Ever used a wireless device that had everything that you wanted, but lacked the one thing that you actually needed? The myTouch 3G is that device. Phenomenal Gmail integration, smooth web browsing, an ample selection of apps in the Android Market. But the keyboard is a deal breaker. And it's exceptionally frustrating, as the Google integration is absolutely perfect. For those that use Gmail, or Google Apps for Your Domain, the e-mail experience is second to none. But making 14 errors when sending a message comprised of "hello, how are you, thank you for the information" (with the stock HTC keyboard) makes the device one that business users can't use. The landscape keyboard helps to eliminate some of the erroneous typing, but the overall device lag persists, leaving you to wonder whether the myTouch recognized your gesture, or if you'll need to re-enter it again.
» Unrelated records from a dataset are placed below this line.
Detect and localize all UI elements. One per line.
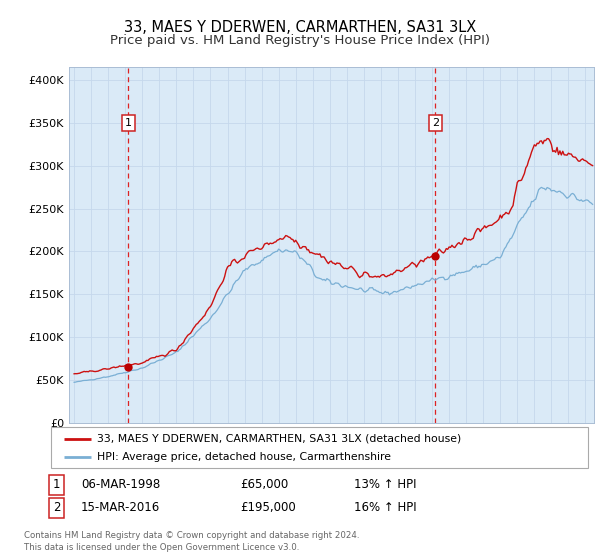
Text: 33, MAES Y DDERWEN, CARMARTHEN, SA31 3LX (detached house): 33, MAES Y DDERWEN, CARMARTHEN, SA31 3LX… [97, 433, 461, 444]
Text: 33, MAES Y DDERWEN, CARMARTHEN, SA31 3LX: 33, MAES Y DDERWEN, CARMARTHEN, SA31 3LX [124, 20, 476, 35]
Text: £65,000: £65,000 [240, 478, 288, 492]
Text: 13% ↑ HPI: 13% ↑ HPI [354, 478, 416, 492]
Text: 06-MAR-1998: 06-MAR-1998 [81, 478, 160, 492]
Text: 1: 1 [53, 478, 60, 492]
Text: Contains HM Land Registry data © Crown copyright and database right 2024.: Contains HM Land Registry data © Crown c… [24, 531, 359, 540]
Text: 2: 2 [53, 501, 60, 515]
Text: This data is licensed under the Open Government Licence v3.0.: This data is licensed under the Open Gov… [24, 543, 299, 552]
Text: 16% ↑ HPI: 16% ↑ HPI [354, 501, 416, 515]
Text: £195,000: £195,000 [240, 501, 296, 515]
Text: 2: 2 [432, 118, 439, 128]
Text: Price paid vs. HM Land Registry's House Price Index (HPI): Price paid vs. HM Land Registry's House … [110, 34, 490, 46]
FancyBboxPatch shape [51, 427, 588, 468]
Text: 15-MAR-2016: 15-MAR-2016 [81, 501, 160, 515]
Text: 1: 1 [125, 118, 132, 128]
Text: HPI: Average price, detached house, Carmarthenshire: HPI: Average price, detached house, Carm… [97, 452, 391, 462]
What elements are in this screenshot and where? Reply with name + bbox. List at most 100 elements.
So, much to my irritation, while the device offers a great deal of phenomenal features, the keyboard is such that BlackBerry business users couldn't use the device. I'm not talking about consumer users, or those that use their BlackBerry device for media and other purposes over e-mailing; I'm referring to RIM's bread-and-butter class. For those that pound out more than ten e-mails per day, this isn't a viable replacement.
Rest assured, I'll keep looking. I'm sure there are alternative options out there somewhere.